There are very few areas of our lives where we rely on the conceptions we formed as seven year olds. We would never make major purchase or business decision based on the conception of money we had as seven year olds. We would never live by the diet that we, as seven year olds, thought was good for us. And, hopefully, we would never enter into a serious personal relationship on the basis of our seven year old concept of love. But somehow, when it comes to relating to G-d, we all too often find ourselves, in our maturity, “going back to childish habit and imagination.”
The first step to a healthy spiritual life is to clarify just what we mean, today, as adults, by the term “G-d.” At Isralight we have a Workshop in which I ask people to pause for a moment and try to recall what the word “G-d” meant to them both intellectually and emotionally when they were children.
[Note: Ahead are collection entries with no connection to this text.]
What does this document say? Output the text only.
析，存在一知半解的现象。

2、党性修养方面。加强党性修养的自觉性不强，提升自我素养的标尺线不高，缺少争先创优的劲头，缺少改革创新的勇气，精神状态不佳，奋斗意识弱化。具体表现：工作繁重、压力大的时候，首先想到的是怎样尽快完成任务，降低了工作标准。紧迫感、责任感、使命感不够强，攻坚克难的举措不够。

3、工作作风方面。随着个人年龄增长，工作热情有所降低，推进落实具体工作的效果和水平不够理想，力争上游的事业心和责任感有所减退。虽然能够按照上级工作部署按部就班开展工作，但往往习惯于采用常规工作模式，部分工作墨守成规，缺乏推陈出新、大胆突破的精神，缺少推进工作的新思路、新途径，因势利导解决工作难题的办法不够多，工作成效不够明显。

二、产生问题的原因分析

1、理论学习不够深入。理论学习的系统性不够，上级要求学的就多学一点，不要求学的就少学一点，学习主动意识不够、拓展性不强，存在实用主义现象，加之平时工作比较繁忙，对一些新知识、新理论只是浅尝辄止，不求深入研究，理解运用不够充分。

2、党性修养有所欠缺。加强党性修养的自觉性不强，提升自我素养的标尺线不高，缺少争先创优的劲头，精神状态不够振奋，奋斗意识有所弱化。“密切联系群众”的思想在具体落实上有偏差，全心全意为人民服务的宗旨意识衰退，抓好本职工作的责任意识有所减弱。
This is the answer I received from one of the participants in the Workshop:
“I must have done something bad. I cannot remember just what. But I vividly recall my mother chasing me shouting “G-d is going to punish you! G-d is going to punish you!” I frantically ran for shelter to the bathroom, locking myself in.
She continued to yell, “ G-d’s going to punish you.” Trembling behind the door I retorted, “No He’s not because I’m in the bathroom and he can’t get me here!”
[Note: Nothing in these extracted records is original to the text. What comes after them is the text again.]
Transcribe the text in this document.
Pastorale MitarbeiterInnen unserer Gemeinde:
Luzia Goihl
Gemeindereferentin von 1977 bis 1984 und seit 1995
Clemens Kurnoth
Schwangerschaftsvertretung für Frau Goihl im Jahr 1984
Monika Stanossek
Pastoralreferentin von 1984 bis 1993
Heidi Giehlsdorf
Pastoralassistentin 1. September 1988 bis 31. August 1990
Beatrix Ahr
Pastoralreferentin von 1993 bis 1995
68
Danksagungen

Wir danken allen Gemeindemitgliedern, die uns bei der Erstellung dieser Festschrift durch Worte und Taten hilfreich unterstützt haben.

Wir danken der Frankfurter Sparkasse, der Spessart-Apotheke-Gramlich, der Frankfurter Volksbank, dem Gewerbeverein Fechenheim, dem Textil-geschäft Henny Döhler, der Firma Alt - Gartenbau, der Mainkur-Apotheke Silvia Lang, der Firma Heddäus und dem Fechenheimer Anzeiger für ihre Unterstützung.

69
“You’re wrong,” she said back, “G-d is everywhere, even in the bathroom…”
Susan (not her real name) tells this story with some humor, now. But the humor denies the impact that this unchallenged childhood concept of G-d has had on her life. Susan, like many adults of her background, vacillates between an outright denial of the existence of G-d (her rebellious mode) and a guilt ridden attempt to appease G-d through religious behavior lest she evoke his wrath (her “religious” mode).
But the real road for Susan is to find a third path: To cleanse ourselves of the graven images of G-d that we acquired as children and that now defile the sanctuary of our hearts and minds. We must find a way to emuna, to faith in G-d that will enhance our human happiness. And we will find that faith only through clarifying for ourselves, intellectually and emotionally, the true meaning of G-d.
The very essentials of Torah life have, over time, become neglected and grossly distorted. The real meaning of G-d, Love, Awe, Remorse, Service –these have gone unstudied, untaught and forgotten. Most people today have a very insufficient education regarding the real meaning of these fundamental concepts. So they are necessarily left with only their own “wild imaginings” to guide them. At best there are those who simply cannot relate to these concepts at all. At worst there are those who recoil at the very mention of these ideas, basically denying these ideas any place in their everyday lives.
The real problem today is that Jews don’t really love being Jewish because the most essential concepts of Judaism have not been properly clarified intellectually, emotionally, or experientially.
Restoring Inner Meaning and Joy
Our challenge is to restore joy to Jewish identity by restoring the inner meaning that Judaism offers. Rabbis, lay-leaders, concerned parents –if they really want to succeed — must show their congregations, communities and families just how the Torah can be “a tree of life to all who uphold it.”
Jews today are not asking “Why do I have to keep this?” They’re asking: “Why would I want to?” The “inner light” of the Torah responds to that question. In our Workshops at Isralight we’ve seen again and again how, in a few days or even hours of studying the inner spiritual meaning of Jewish life, you can emerge with a whole new perspective on being Jewish, one that brings joy and satisfaction instead of only guilt, duty, and habit.
We’ve seen it happen countless times: Coming to an intellectual, emotional and experiential understanding of the inner light of Torah causes a dramatic change in outlook, a sense of well-being, and a renewal of spirit energy, and commitment.
Rosh Hashana – the Day of Judgment – can be a deep, meaningful, beautiful and uplifting experience if we first truly understand – Who’s judging?